Next generations of information management systems will not principally rely on users dreaming up smart questions to ask computers. Rather, this new breed of technology will make it possible for data to find itself and relevant discoveries to find the consumer (e.g., a user). And all in real time of course. While this will bring with it new policy debates like which data will be permitted to find which data and who is notified of what relevance, I am going to stay focused in this post on what this technology will enable.
So, here are some examples of what Perpetual Analytics can do:
1. Guest convenience. After tossing and turning in bed all night in a hotel room, the guest finally decides at 7am to call for a late check out and schedule a wake-up call at noon. Shortly, after sinking into a deep sleep, disaster strikes when the maid carelessly knocks on the door to clean the room. No hotel I know of has solved this most basic inconvenience. When the data finds the data, the late check out and wake-up call requests converge with maid scheduling information. This triggers a relevant discovery, which warrants notifying the maid – e.g., via a text message advising this room not be cleaned until after 2pm.
2. Customer service. With interest in a soon to be released book, a user searches Amazon for the title … to no avail. The user decides to check every month until the book is released. Unfortunately, the next time the user looks they find the book is not only sold out but now on back order – awaiting a second printing. When the data finds the data, the moment this book is available this data point finds the user’s original query. As a relevant discovery the user is immediately notified (e.g., sent a text message or email) about the availability of the book.

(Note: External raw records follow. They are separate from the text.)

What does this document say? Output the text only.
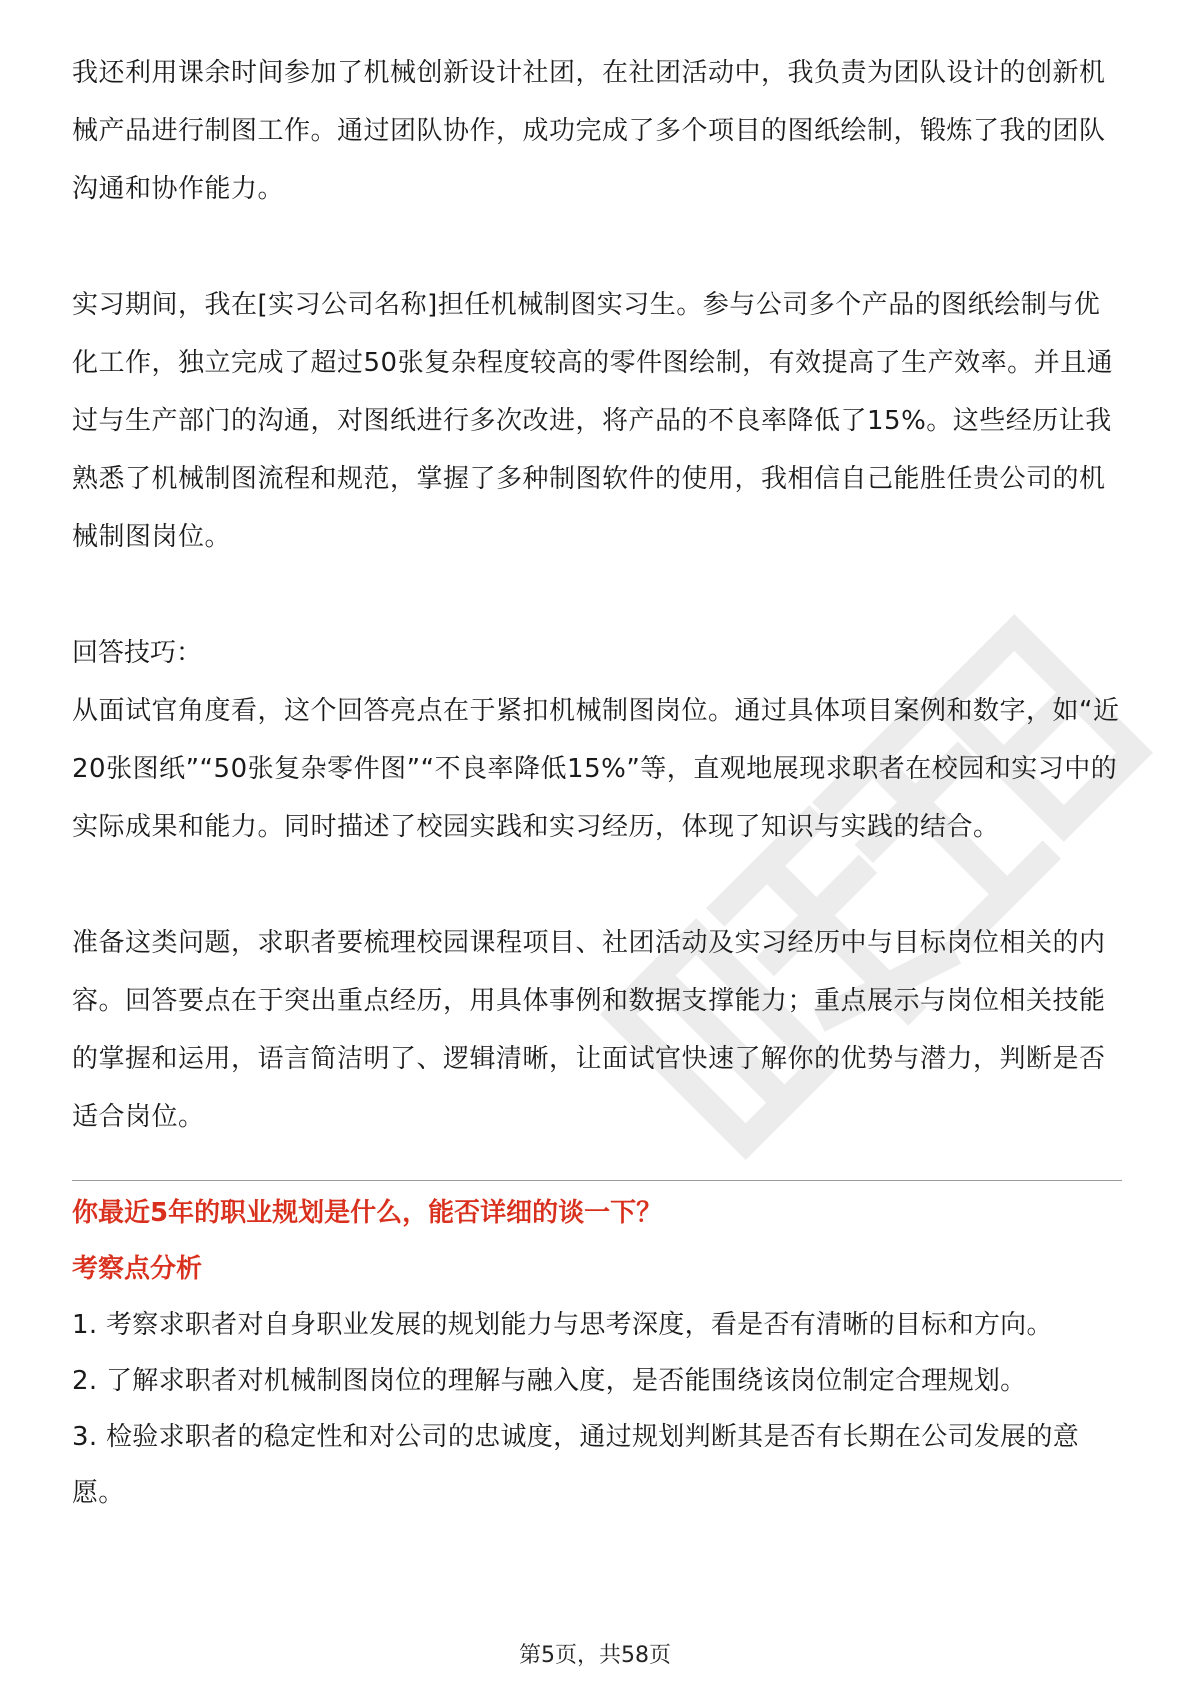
我还利用课余时间参加了机械创新设计社团，在社团活动中，我负责为团队设计的创新机械产品进行制图工作。通过团队协作，成功完成了多个项目的图纸绘制，锻炼了我的团队沟通和协作能力。

实习期间，我在[实习公司名称]担任机械制图实习生。参与公司多个产品的图纸绘制与优化工作，独立完成了超过50张复杂程度较高的零件图绘制，有效提高了生产效率。并且通过与生产部门的沟通，对图纸进行多次改进，将产品的不良率降低了15%。这些经历让我熟悉了机械制图流程和规范，掌握了多种制图软件的使用，我相信自己能胜任贵公司的机械制图岗位。

回答技巧：

从面试官角度看，这个回答亮点在于紧扣机械制图岗位。通过具体项目案例和数字，如“近20张图纸”“50张复杂零件图”“不良率降低15%”等，直观地展现求职者在校园和实习中的实际成果和能力。同时描述了校园实践和实习经历，体现了知识与实践的结合。

准备这类问题，求职者要梳理校园课程项目、社团活动及实习经历中与目标岗位相关的内容。回答要点在于突出重点经历，用具体事例和数据支撑能力；重点展示与岗位相关技能的掌握和运用，语言简洁明了、逻辑清晰，让面试官快速了解你的优势与潜力，判断是否适合岗位。

你最近5年的职业规划是什么，能否详细的谈一下？

考察点分析

1. 考察求职者对自身职业发展的规划能力与思考深度，看是否有清晰的目标和方向。

2. 了解求职者对机械制图岗位的理解与融入度，是否能围绕该岗位制定合理规划。

3. 检验求职者的稳定性和对公司的忠诚度，通过规划判断其是否有长期在公司发展的意愿。

第5页，共58页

3. Improved child safety. A parent keen to ensure their young children are safe while walking to school searches the community web site to ensure no registered sex offenders are living on this same route. Will they check this site every day? When the data finds the data, should a sex offender become registered on their kids route to school, this new data will immediately connect with their earlier query. As a relevant discovery, the parent is immediately notified.
4. Cross-compartment exploitation. The government uses "compartments" to intentionally isolate data. Isolating data helps prevent highly sensitive data from escaping. So despite the Presidential mandates for Information Sharing, the Information Sharing Paradox prevents the government from discovering when two such compartments (picture this: on the same floor, three doors away) are dealing with the same subject. For example, imagine one unit working on counter-terrorism and another on counter-narcotics. Of course there are not just two, then this would be easy, but with thousands of compartments across the government, the practicality of locating the data one requires is remote since one never knows who has what information. When the data finds the data, the moment a record is added to the counter-narcotics database of relevance to the counter-terrorism unit (e.g., data involving the same person). This is a relevant discovery and thus notification is immediately published to the appropriate user.
This is not far fetched. It is imminent. It will work, and it will be Scalable and Sustainable. Centralized data catalogs operating with Sequence Neutrality will be at the center of these solutions and Anonymization, Immutable Audit Logs and other privacy-enhancing technologies will (hopefully) play an important role. And while there are endless ways such capabilities will be used to deliver exceptional corporate and consumer advantage, when the government deploys such technology, especially with private sector data (e.g., bio surveillance), we better have really clear policies, oversight and accountability, and enough transparency to Avoid Consumer Surprise.